DADA2: Low non-chimeric input after denoising

Dali_benamor · October 24, 2024, 12:02pm

Hello,
I have two samples generated using 2 x 150 bp reads, targeting the 16S (V3-V4) region and ITS2. The sequencing was performed using the Element AVITI platform (Element Biosciences).
I worked directly with the raw data. The first step was a quality check,

and the reads showed good quality.
The second step was denoising, but I only used the forward reads because they were too short to be merged. I applied --p-trunc-len 146 and --p-trim-left 6

The issue is that I ended up with very low non-chimeric data. Is this normal?

timanix · October 24, 2024, 12:43pm

Hello and welcome to the forum!

They use different quality score scale, so there is no guarantee that dada2 will handle it properly.
However, I remember one discussion regarding using dada2 with such data and advice was to play with maxEE parameters. From your screenshot looks like you lost a lot of reads at filtering and denoising steps. Try to increase maxEE and hopefully it will increase the output.

Best,

Dali_benamor · October 24, 2024, 2:06pm

Hello, thank you for your reply.
Could you please show me what the command line would look like?

timanix · October 24, 2024, 2:20pm

You can always check the description to the plugin here: denoise-single: Denoise and dereplicate single-end sequences — QIIME 2 2024.5.0 documentation

If you are using dada2 for paired reads, check the corresponding settings for dada2 plugin for paired reads.

Or just run:
qiime dada2 denoise-single --help

Dali_benamor · October 31, 2024, 4:30pm

Thank you for the suggestion! I tried testing various values for --p-max-ee, specifically 6, 30, and 60, but unfortunately, I ended up with the same result each time.

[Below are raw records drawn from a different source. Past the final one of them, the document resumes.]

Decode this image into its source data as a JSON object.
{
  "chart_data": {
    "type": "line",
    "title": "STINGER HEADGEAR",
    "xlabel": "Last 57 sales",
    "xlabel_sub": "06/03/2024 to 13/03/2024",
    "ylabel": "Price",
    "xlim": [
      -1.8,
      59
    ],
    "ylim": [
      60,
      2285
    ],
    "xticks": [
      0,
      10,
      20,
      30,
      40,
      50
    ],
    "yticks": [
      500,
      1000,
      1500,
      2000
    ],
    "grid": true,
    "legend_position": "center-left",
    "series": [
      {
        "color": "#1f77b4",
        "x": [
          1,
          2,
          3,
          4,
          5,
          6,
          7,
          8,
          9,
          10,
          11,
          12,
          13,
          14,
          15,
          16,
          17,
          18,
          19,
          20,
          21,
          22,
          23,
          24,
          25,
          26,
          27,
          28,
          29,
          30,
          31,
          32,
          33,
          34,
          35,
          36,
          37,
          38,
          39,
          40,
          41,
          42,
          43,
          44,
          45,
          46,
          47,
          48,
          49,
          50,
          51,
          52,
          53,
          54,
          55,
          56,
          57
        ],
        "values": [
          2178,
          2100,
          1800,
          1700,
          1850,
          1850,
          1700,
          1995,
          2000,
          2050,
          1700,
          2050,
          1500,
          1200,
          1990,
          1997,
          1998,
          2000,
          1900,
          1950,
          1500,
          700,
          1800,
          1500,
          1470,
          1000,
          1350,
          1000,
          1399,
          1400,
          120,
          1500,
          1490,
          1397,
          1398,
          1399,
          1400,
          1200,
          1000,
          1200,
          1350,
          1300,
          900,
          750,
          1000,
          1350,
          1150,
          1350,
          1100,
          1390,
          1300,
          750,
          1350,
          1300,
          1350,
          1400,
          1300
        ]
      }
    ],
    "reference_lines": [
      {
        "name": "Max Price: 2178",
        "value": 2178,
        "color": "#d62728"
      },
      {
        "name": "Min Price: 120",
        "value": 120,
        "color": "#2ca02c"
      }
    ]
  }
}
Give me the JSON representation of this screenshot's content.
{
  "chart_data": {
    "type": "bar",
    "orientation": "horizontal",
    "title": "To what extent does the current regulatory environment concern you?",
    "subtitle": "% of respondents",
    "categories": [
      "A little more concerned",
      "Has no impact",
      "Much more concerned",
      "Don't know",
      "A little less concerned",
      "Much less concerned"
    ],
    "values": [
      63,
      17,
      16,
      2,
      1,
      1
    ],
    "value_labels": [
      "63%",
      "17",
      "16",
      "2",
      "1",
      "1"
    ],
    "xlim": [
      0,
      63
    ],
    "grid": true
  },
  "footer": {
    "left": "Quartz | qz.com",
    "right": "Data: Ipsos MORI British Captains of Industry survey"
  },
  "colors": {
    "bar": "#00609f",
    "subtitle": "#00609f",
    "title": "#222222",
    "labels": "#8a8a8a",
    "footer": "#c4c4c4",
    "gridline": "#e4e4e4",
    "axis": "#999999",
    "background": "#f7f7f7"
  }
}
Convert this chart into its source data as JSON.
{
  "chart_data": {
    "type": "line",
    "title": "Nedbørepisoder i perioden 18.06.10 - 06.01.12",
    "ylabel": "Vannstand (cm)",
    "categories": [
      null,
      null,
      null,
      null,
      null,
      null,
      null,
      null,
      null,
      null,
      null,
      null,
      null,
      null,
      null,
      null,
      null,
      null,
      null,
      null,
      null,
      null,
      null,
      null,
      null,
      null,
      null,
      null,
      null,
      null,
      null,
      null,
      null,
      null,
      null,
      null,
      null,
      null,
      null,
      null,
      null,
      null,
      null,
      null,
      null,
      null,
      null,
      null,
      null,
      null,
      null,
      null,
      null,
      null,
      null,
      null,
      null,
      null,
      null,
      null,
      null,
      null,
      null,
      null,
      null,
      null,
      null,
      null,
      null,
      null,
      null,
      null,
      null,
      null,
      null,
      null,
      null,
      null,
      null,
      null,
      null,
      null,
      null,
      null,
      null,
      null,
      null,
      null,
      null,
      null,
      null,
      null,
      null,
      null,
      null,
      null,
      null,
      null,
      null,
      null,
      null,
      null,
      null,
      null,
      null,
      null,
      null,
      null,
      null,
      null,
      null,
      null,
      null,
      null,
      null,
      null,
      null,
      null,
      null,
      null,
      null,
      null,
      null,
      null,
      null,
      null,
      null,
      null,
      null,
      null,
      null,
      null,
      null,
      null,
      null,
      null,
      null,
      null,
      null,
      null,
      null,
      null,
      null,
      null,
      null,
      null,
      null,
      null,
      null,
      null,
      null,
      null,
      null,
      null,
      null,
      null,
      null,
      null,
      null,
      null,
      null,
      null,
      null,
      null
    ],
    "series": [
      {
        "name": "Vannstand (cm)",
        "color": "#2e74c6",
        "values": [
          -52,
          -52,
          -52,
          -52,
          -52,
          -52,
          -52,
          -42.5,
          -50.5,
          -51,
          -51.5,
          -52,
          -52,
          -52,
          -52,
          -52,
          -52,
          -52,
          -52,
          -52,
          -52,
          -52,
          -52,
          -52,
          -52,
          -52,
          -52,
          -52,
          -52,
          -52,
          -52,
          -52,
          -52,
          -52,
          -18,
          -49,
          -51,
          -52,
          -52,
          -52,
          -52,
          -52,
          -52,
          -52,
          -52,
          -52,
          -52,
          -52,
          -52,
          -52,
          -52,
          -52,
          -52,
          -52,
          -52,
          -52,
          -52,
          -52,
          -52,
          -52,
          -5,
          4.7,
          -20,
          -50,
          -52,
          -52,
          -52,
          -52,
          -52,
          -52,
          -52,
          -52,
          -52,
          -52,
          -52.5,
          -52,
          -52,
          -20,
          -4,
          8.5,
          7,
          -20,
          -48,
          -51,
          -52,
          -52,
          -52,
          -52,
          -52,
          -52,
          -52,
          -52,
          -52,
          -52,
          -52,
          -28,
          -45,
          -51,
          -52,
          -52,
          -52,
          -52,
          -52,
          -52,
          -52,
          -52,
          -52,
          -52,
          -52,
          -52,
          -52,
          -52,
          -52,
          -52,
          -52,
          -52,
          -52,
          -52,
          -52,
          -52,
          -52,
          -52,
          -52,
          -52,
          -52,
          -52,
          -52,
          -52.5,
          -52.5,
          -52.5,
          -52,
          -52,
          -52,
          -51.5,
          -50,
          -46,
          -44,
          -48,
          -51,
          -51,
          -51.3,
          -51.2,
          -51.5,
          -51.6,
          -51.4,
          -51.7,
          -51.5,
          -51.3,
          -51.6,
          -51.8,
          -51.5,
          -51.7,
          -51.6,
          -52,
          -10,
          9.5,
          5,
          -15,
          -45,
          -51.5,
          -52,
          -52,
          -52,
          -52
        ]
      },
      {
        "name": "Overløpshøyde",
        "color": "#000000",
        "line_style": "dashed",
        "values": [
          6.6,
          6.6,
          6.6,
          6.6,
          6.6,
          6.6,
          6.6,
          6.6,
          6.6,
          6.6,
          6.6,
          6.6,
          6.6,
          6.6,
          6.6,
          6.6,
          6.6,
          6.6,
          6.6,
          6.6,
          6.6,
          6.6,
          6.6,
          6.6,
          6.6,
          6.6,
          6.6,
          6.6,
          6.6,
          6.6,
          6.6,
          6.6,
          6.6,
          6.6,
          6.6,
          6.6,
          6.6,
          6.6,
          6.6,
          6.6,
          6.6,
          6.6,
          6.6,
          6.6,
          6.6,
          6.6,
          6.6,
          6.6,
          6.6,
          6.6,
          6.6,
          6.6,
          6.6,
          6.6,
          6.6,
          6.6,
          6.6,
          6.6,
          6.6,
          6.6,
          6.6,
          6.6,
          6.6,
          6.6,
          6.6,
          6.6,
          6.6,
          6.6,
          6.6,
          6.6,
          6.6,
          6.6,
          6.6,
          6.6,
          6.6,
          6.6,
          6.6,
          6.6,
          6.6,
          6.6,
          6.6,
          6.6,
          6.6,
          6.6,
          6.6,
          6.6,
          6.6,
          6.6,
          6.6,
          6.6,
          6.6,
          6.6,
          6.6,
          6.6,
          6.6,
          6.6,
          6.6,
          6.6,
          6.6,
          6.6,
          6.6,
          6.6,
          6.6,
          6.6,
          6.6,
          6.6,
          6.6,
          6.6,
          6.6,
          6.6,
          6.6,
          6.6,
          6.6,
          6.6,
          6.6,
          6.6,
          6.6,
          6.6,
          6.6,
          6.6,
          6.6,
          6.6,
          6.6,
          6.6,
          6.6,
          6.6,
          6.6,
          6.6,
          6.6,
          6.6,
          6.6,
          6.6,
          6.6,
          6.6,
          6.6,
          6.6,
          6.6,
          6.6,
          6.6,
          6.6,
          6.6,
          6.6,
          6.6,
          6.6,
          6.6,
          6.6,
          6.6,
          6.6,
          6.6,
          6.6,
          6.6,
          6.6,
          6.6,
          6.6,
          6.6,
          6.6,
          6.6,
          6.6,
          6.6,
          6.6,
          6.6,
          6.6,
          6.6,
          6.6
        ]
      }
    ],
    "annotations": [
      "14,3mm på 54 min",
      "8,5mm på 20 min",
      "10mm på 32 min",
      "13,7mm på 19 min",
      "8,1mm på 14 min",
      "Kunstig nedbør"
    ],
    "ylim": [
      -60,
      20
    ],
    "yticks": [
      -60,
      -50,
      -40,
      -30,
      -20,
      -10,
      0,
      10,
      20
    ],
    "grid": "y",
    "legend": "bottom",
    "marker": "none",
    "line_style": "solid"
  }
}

colinbrislawn · October 31, 2024, 4:41pm

Based on that screenshot, it looks like you have 453k and 417k reads in those two samples?

Those are super big values compared to the Illumina MiSeq, so having 'only' ~30% of the reads remain after all the filtering is still quite good!

High chimeric counts can also be caused by high PCR cycle count. This can be adjusted during the wet lap phase the next time you prep some samples. Remember, it's better to remove all the chimeras then keep them in.

If I were you, I continue with analysis and see how it goes!

That's pretty high. An Expected Error of 60 would imply a full 43% of the bases in a read would be suspect and it would still pass the filter.
60/(146-6) = 60/140 = 0.43

On a side note, thank you for bringing AVITI data to the forums!

This is a pretty new platform (2022) so we have some work to do to make sure our tools handle it correctly. The Q-scores in the fastq files mean the same thing, so it should work. But like he said

Dali_benamor · November 11, 2024, 2:18pm

thank you very much Sir,
In this case I can use dada2 on my data ? I only have to use ---p-max-ee by default !!

colinbrislawn · November 11, 2024, 2:23pm

Yes, you can test out DADA2 on your data.
Because AVITI has higher q-scores than Illumina, the default --p-max-ee is fine.

If you have positive control samples with a known composition, these will help you measure the accuracy of this new platform.

Did this sequencing run include any positive controls?

system · December 12, 2024, 8:23pm

This topic was automatically closed 31 days after the last reply. New replies are no longer allowed.